Скоро и мы окажемся там,
скоро взойдем на стену
времени – и не о чем будет
тосковать.
Только друг о друге.
Джим Моррисон
На одном из окраинных кладбищ Москвы, у самой его границы, за которой уже начинаются заросшие золотистой травой дикие поля, есть могила, в которой никто не похоронен. Ее навещают часто, хотя все, кто приходит, знают, что в ней нет того, о ком сообщает надпись на памятнике.
Этот памятник выглядит странно. Он похож на крест, но приглядевшись, понимаешь, что это скорее буква «Т», которой добавили две горизонтальные перекладины: та, что снизу, такой же длины, как верхняя, а та, что в середине – короче. Они идут строго параллельно земле. Но кое-что общее с обычными надгробиями у этого памятника есть: его тоже украшает фотография. Ее уголок перечеркнут темной линией. На фотографии – мальчик-подросток. Светлые волосы, задумчивые глаза, стеснительная улыбка, притаившаяся в изогнутых уголках губ.
Под фотографией – имя: «Андрей Токомин». И даты короткой жизни.

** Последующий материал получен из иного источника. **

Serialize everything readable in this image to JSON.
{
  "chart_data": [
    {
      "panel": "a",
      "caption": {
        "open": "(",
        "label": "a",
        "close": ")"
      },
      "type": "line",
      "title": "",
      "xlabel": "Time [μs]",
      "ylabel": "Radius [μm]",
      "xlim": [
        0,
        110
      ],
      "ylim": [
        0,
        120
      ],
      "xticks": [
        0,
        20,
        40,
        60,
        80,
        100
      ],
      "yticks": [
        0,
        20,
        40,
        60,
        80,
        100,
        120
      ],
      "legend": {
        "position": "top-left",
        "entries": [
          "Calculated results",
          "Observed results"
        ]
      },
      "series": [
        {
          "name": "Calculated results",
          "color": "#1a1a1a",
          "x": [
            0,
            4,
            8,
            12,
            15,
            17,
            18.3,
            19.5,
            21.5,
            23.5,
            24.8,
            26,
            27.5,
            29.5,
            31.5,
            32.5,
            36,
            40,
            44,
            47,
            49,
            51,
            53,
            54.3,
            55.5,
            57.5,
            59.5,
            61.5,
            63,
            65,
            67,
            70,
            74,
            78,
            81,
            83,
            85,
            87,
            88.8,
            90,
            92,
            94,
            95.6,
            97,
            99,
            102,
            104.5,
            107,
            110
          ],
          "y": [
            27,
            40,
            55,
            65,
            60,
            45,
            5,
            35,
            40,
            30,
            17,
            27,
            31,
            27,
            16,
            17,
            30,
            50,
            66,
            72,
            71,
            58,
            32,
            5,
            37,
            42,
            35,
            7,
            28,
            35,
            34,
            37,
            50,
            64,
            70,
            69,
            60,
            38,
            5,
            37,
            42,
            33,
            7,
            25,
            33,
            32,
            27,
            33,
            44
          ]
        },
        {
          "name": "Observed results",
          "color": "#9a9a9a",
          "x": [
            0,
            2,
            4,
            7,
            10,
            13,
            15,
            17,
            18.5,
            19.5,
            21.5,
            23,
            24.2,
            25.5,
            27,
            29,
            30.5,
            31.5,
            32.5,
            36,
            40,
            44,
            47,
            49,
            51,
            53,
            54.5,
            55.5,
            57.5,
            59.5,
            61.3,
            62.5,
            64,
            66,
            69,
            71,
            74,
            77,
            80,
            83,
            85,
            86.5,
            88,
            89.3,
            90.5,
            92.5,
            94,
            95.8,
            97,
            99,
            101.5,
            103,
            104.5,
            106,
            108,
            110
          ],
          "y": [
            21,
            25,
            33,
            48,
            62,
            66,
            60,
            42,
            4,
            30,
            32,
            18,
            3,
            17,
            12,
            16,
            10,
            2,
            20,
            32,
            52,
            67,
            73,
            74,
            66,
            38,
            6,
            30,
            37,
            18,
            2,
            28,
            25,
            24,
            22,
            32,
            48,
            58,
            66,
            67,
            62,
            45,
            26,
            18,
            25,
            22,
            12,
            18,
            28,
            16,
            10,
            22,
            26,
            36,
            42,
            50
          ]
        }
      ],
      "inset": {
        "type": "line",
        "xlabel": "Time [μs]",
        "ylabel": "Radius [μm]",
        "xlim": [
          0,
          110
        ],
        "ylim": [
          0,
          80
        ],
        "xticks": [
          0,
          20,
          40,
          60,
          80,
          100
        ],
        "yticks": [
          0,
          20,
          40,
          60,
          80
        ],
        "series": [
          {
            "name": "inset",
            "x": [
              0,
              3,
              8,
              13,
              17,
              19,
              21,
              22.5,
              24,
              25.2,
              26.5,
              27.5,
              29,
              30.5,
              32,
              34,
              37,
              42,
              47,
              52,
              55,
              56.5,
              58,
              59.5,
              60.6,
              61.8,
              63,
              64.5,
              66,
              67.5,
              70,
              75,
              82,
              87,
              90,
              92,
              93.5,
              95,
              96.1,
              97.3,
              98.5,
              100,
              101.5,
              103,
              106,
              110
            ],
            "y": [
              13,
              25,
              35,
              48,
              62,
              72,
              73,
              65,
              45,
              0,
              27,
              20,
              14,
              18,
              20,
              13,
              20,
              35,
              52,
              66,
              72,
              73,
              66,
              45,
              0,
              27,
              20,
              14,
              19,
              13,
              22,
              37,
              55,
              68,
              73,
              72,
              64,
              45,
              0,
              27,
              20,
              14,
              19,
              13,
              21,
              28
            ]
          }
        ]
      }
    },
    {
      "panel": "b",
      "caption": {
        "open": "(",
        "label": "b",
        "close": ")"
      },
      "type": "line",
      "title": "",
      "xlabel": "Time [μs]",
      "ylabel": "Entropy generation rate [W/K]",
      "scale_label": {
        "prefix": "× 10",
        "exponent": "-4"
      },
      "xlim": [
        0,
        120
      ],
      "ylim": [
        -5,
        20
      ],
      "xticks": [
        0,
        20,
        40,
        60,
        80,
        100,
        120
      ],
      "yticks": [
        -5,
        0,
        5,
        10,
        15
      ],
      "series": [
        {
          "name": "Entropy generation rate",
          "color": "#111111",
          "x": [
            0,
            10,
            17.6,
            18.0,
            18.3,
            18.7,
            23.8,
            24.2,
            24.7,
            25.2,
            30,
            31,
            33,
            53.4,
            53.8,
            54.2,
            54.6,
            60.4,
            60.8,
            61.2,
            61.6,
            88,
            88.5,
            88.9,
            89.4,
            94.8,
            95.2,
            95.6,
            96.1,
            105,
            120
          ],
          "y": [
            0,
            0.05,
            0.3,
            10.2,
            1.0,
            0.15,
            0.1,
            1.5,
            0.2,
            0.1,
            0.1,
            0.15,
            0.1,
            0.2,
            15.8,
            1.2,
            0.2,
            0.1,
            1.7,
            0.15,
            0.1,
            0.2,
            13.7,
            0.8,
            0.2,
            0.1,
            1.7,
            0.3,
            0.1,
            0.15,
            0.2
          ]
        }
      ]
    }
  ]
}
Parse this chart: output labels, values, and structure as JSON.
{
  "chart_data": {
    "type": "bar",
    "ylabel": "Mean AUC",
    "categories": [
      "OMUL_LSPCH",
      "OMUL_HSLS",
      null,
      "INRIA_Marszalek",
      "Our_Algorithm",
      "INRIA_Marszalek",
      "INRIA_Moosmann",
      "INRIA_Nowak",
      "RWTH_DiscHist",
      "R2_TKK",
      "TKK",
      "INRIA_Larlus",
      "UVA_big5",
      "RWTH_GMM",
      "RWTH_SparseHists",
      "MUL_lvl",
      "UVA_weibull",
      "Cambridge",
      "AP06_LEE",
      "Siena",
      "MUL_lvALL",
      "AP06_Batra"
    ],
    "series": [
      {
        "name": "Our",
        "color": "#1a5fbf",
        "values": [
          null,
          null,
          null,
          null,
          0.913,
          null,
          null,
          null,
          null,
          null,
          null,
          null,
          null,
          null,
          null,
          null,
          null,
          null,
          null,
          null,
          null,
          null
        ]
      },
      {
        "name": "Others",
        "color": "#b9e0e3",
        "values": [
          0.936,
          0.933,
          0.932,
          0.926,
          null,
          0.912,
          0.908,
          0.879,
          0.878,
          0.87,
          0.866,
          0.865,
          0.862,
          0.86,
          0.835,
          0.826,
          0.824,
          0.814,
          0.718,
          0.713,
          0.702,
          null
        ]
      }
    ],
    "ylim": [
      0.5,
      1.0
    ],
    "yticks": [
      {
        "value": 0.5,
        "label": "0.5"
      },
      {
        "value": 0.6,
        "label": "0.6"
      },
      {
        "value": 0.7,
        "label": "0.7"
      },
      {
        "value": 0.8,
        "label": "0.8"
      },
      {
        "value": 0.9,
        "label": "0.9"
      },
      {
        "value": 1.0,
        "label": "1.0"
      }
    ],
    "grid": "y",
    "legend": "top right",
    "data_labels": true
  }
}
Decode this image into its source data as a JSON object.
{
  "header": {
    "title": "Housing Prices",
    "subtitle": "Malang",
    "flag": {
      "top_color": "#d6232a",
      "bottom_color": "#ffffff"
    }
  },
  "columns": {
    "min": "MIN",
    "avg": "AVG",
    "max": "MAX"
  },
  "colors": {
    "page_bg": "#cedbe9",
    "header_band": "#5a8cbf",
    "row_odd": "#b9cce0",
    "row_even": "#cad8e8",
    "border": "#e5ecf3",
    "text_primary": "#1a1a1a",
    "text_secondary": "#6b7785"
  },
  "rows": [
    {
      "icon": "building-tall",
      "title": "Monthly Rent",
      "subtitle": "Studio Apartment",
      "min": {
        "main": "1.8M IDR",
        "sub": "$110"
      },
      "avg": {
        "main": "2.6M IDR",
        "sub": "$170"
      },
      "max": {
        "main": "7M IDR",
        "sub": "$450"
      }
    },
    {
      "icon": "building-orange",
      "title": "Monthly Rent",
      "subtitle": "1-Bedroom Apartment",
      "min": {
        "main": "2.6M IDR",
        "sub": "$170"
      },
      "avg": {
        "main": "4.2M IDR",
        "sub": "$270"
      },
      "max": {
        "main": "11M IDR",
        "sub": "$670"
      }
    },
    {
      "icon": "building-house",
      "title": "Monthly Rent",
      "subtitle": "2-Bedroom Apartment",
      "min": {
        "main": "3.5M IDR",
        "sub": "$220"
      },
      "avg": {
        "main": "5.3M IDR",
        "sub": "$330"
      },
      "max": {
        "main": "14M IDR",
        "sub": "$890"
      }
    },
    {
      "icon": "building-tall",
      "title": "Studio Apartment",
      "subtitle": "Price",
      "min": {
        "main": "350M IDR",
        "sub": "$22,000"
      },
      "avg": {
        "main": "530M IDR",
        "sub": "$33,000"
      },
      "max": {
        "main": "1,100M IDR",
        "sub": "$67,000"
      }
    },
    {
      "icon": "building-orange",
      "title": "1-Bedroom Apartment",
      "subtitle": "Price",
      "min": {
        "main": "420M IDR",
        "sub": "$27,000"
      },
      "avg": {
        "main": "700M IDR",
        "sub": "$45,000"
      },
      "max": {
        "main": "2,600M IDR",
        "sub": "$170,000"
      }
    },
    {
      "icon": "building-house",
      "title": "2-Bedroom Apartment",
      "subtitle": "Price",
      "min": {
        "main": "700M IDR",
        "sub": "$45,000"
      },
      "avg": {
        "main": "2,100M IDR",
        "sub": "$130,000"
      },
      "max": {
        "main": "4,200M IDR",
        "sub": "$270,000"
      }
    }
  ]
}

Те, кто приходит, знают, что мальчика в могиле нет, но некоторые все же выглядят печальными – потому что больше не увидят его, как если бы он действительно умер; они понимают, что его больше нет ни в одной стране из тех, до которых можно добраться по земле, воде или воздуху. Это его родители: отец – высокий мужчина с лицом, изуродованным жуткого вида шрамом, и мать – женщина, выглядящая одинокой, даже когда они приходят вместе. Иногда с ними маленькая девочка. Ее глаза и волосы чуть темнее, но сходство все равно разительное. Это сестра Андрея. В отличие от родителей, она вовсе не выглядит печальной. Она разговаривает с мальчиком на фотографии, рассказывает ему что-то, иногда даже играет на могиле и рисует на ней мелками всякие забавные фигурки. Родители не останавливают ее.
Она не единственная, кто так делает. Иногда посетители кладбища застают памятник испещренным странными значками, а землю под ним – уставленной множеством свечей. Эти свечи всегда появляются на исходе ночи и не гаснут до восхода солнца; в предрассветных сумерках их огоньки завораживающе танцуют на своих маленьких восковых постаментах.
Кладбищенский сторож, человек со смешным именем Никита Граф, неоднократно заявлял, что поймает «вандалов», которые в неурочное время проникают на территорию кладбища. Но дальше угроз дело не идет. Да и не по себе ему делается, когда он замечает, как вдалеке, на странной могиле, вспыхивают один за другим трепещущие светлячки, как движутся вокруг них смутные тени. В такие ночи он спешит запереться в сторожке, плотнее задергивает шторки на узком окне и глушит тревогу прозрачной. Лишь однажды он набрался храбрости погнаться за ночными тенями, но те легко ускользнули от него.